On the other hand, some amazingly strange things do happen to books in America. For instance, the works of Astrid Lindgren are completely unknown to the American community of readers, somehow her works just didn’t settle in the New World. Mark Twain’s books about the adventures of Tom Sawyer and Huckleberry Finn are no longer included in the curriculum of many state schools, and for the most part are an anathema, due to the use of the politically incorrect word “n-----.”

I have to disappoint the adherers to the third most popular myth, that “America is the nation of fat people, victims of fast food.” Who really becomes victims of fast food in America, it’s the tourists, who are always in a hurry to make it to the thirty fifth museum in one day. Indeed, it is better to order a medium or even a small portion in an American restaurant, in any case it will be very big. The girls in America are pretty lush, including TV-stars and models. But this, in my opinion, is a normal trend – how much more can one tolerate anorexic people on the podium! World is slowly moving back to the normal beauty standards, and the trend is starting in America.

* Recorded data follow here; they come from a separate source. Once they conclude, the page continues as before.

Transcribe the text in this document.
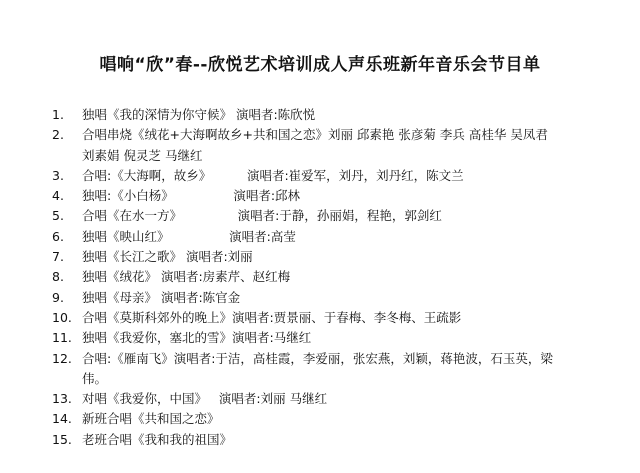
唱响“欣”春--欣悦艺术培训成人声乐班新年音乐会节目单
1.	独唱《我的深情为你守候》 演唱者:陈欣悦
2.	合唱串烧《绒花+大海啊故乡+共和国之恋》刘丽 邱素艳 张彦菊 李兵 高桂华 吴凤君
刘素娟 倪灵芝 马继红
3.	合唱:《大海啊，故乡》         演唱者:崔爱军，刘丹，刘丹红，陈文兰
4.	独唱:《小白杨》               演唱者:邱林
5.	合唱《在水一方》              演唱者:于静，孙丽娟，程艳，郭剑红
6.	独唱《映山红》               演唱者:高莹
7.	独唱《长江之歌》 演唱者:刘丽
8.	独唱《绒花》 演唱者:房素芹、赵红梅
9.	独唱《母亲》 演唱者:陈官金
10. 合唱《莫斯科郊外的晚上》演唱者:贾景丽、于春梅、李冬梅、王疏影
11. 独唱《我爱你，塞北的雪》演唱者:马继红
12. 合唱:《雁南飞》演唱者:于洁，高桂霞，李爱丽，张宏燕，刘颖，蒋艳波，石玉英，梁
伟。
13. 对唱《我爱你，中国》   演唱者:刘丽 马继红
14. 新班合唱《共和国之恋》
15. 老班合唱《我和我的祖国》
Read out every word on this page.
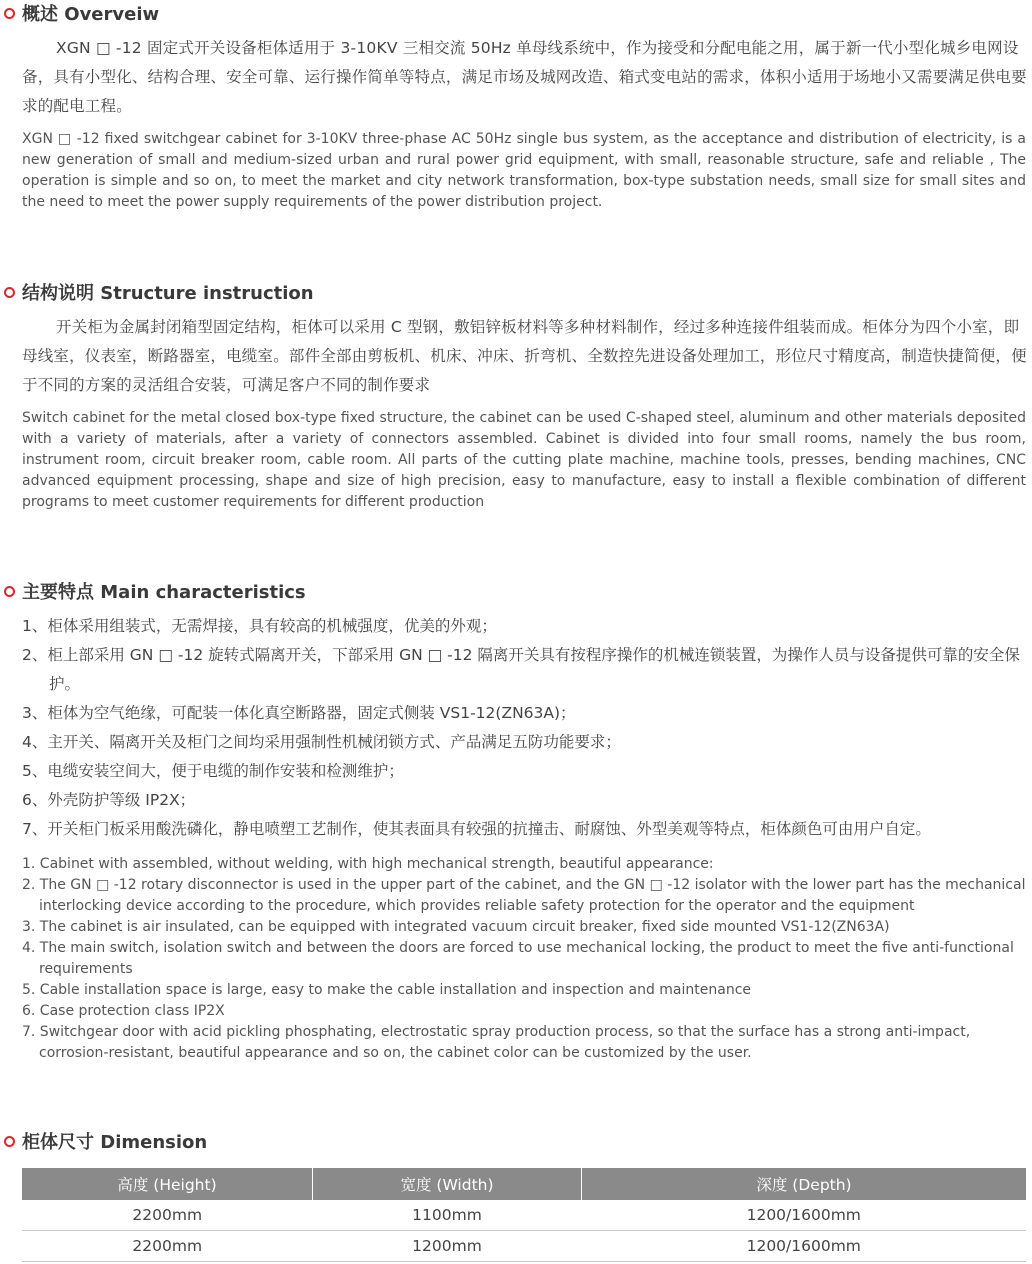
概述 Overveiw
XGN □ -12 固定式开关设备柜体适用于 3-10KV 三相交流 50Hz 单母线系统中，作为接受和分配电能之用，属于新一代小型化城乡电网设备，具有小型化、结构合理、安全可靠、运行操作简单等特点，满足市场及城网改造、箱式变电站的需求，体积小适用于场地小又需要满足供电要求的配电工程。
XGN □ -12 fixed switchgear cabinet for 3-10KV three-phase AC 50Hz single bus system, as the acceptance and distribution of electricity, is a new generation of small and medium-sized urban and rural power grid equipment, with small, reasonable structure, safe and reliable , The operation is simple and so on, to meet the market and city network transformation, box-type substation needs, small size for small sites and the need to meet the power supply requirements of the power distribution project.
结构说明 Structure instruction
开关柜为金属封闭箱型固定结构，柜体可以采用 C 型钢，敷铝锌板材料等多种材料制作，经过多种连接件组装而成。柜体分为四个小室，即母线室，仪表室，断路器室，电缆室。部件全部由剪板机、机床、冲床、折弯机、全数控先进设备处理加工，形位尺寸精度高，制造快捷简便，便于不同的方案的灵活组合安装，可满足客户不同的制作要求
Switch cabinet for the metal closed box-type fixed structure, the cabinet can be used C-shaped steel, aluminum and other materials deposited with a variety of materials, after a variety of connectors assembled. Cabinet is divided into four small rooms, namely the bus room, instrument room, circuit breaker room, cable room. All parts of the cutting plate machine, machine tools, presses, bending machines, CNC advanced equipment processing, shape and size of high precision, easy to manufacture, easy to install a flexible combination of different programs to meet customer requirements for different production
主要特点 Main characteristics
1、柜体采用组装式，无需焊接，具有较高的机械强度，优美的外观；
2、柜上部采用 GN □ -12 旋转式隔离开关，下部采用 GN □ -12 隔离开关具有按程序操作的机械连锁装置，为操作人员与设备提供可靠的安全保护。
3、柜体为空气绝缘，可配装一体化真空断路器，固定式侧装 VS1-12(ZN63A)；
4、主开关、隔离开关及柜门之间均采用强制性机械闭锁方式、产品满足五防功能要求；
5、电缆安装空间大，便于电缆的制作安装和检测维护；
6、外壳防护等级 IP2X；
7、开关柜门板采用酸洗磷化，静电喷塑工艺制作，使其表面具有较强的抗撞击、耐腐蚀、外型美观等特点，柜体颜色可由用户自定。
1. Cabinet with assembled, without welding, with high mechanical strength, beautiful appearance:
2. The GN □ -12 rotary disconnector is used in the upper part of the cabinet, and the GN □ -12 isolator with the lower part has the mechanical interlocking device according to the procedure, which provides reliable safety protection for the operator and the equipment
3. The cabinet is air insulated, can be equipped with integrated vacuum circuit breaker, fixed side mounted VS1-12(ZN63A)
4. The main switch, isolation switch and between the doors are forced to use mechanical locking, the product to meet the five anti-functional requirements
5. Cable installation space is large, easy to make the cable installation and inspection and maintenance
6. Case protection class IP2X
7. Switchgear door with acid pickling phosphating, electrostatic spray production process, so that the surface has a strong anti-impact, corrosion-resistant, beautiful appearance and so on, the cabinet color can be customized by the user.
柜体尺寸 Dimension
高度 (Height)	宽度 (Width)	深度 (Depth)
2200mm	1100mm	1200/1600mm
2200mm	1200mm	1200/1600mm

Fourth collapsed stereotype: "America - a country of triumphed feminism" Well, American women make a special case. Europeans once called Russia the only country in the world where women do not look away when looked at. Today is has changed: feminism victoriously marches throughout our country, and soon the day will come when the banal compliment would be equated to sex discrimination act, and the interpretation of the phrase "Sometimes one look is better than any words" will be left out for literary historians. Feminist ideas have managed to spoil America, but the core of the nation has remained “healthy.” That is why American girls greatly enjoy being the object of male attention, in other words, they "like to be liked", and they perceive it as a tribute, as their personal victory over this world, governed by law of jungle, where the most beautiful, strong and happy wins. Both in Philadelphia, and in New York, I often came across good-looking women, and almost every time I was able to make, what Eduard Limonov called “a straight eye-contact” which nevertheless remained nonobligatory.

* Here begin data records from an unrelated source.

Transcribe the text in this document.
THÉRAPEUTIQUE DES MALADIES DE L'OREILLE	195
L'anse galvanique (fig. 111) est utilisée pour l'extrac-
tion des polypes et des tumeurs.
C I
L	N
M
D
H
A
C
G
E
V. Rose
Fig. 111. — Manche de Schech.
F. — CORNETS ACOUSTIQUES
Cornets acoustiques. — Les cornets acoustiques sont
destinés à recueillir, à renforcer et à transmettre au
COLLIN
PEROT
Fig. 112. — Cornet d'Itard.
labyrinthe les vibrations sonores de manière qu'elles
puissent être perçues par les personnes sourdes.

As for another dangerous stereotype that has outlived itself, which taught us to consider Americans the worst enemies of our “country of dear aspen trees,” I have to say the following. Besides meeting with American intelligentsia, more ready to fight its own government rather than a foreign one, and who still refers to the police the way it used to in the 60s ( as “pigs”), I also had the opportunity to meet simple American folks. Such encounters began back in Philadelphia, where Peter Steiner, Professor of Slavic studies, took me on a classic American bar-hopping tour on South Street. South Street is the most entertaining street in Philadelphia.

And there it turns out that an average American perceives a Russian as a potential ally, or a possible rival, but a rival worthy of respect. Besides, they hold no grudges against us; we did not shoot them as we did the Poles in the Katyn forest, we didn’t starve them as we did the Ukrainians. It is true to conclude, based on Russian sad reality that we get bitten by our own government much more often and harder that by foreign ones.

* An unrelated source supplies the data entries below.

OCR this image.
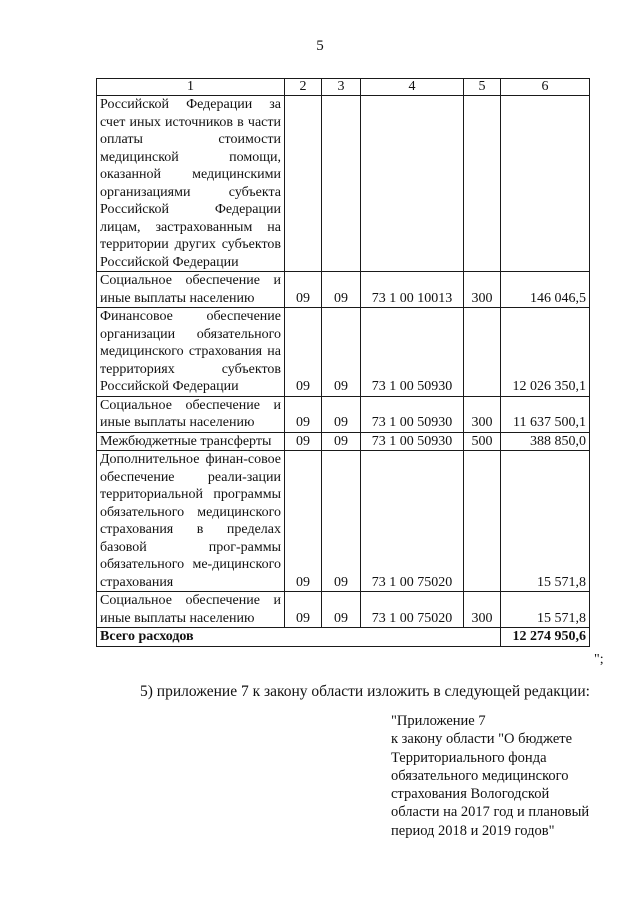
5
1	2	3	4	5	6
Российской Федерации за счет иных источников в части оплаты стоимости медицинской помощи, оказанной медицинскими организациями субъекта Российской Федерации лицам, застрахованным на территории других субъектов Российской Федерации					
Социальное обеспечение и иные выплаты населению	09	09	73 1 00 10013	300	146 046,5
Финансовое обеспечение организации обязательного медицинского страхования на территориях субъектов Российской Федерации	09	09	73 1 00 50930		12 026 350,1
Социальное обеспечение и иные выплаты населению	09	09	73 1 00 50930	300	11 637 500,1
Межбюджетные трансферты	09	09	73 1 00 50930	500	388 850,0
Дополнительное финан-совое обеспечение реали-зации территориальной программы обязательного медицинского страхования в пределах базовой прог-раммы обязательного ме-дицинского страхования	09	09	73 1 00 75020		15 571,8
Социальное обеспечение и иные выплаты населению	09	09	73 1 00 75020	300	15 571,8
Всего расходов					12 274 950,6
";
5) приложение 7 к закону области изложить в следующей редакции:
"Приложение 7
к закону области "О бюджете
Территориального фонда
обязательного медицинского
страхования Вологодской
области на 2017 год и плановый
период 2018 и 2019 годов"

The most important lesson that modern America teaches us is to see human beings in each other, not representatives of social classes, races, sexual orientations or any other characteristics that we love to discriminate on or even beat up for. May be this is what the great writer John Updike meant when he said, maybe in a slightly ironic way, that “America is a vast conspiracy to make you happy.” Not sure that the trip to the States made me much happier, but without doubt I became much more tolerant to other people’s twists and weaknesses. And that is good enough.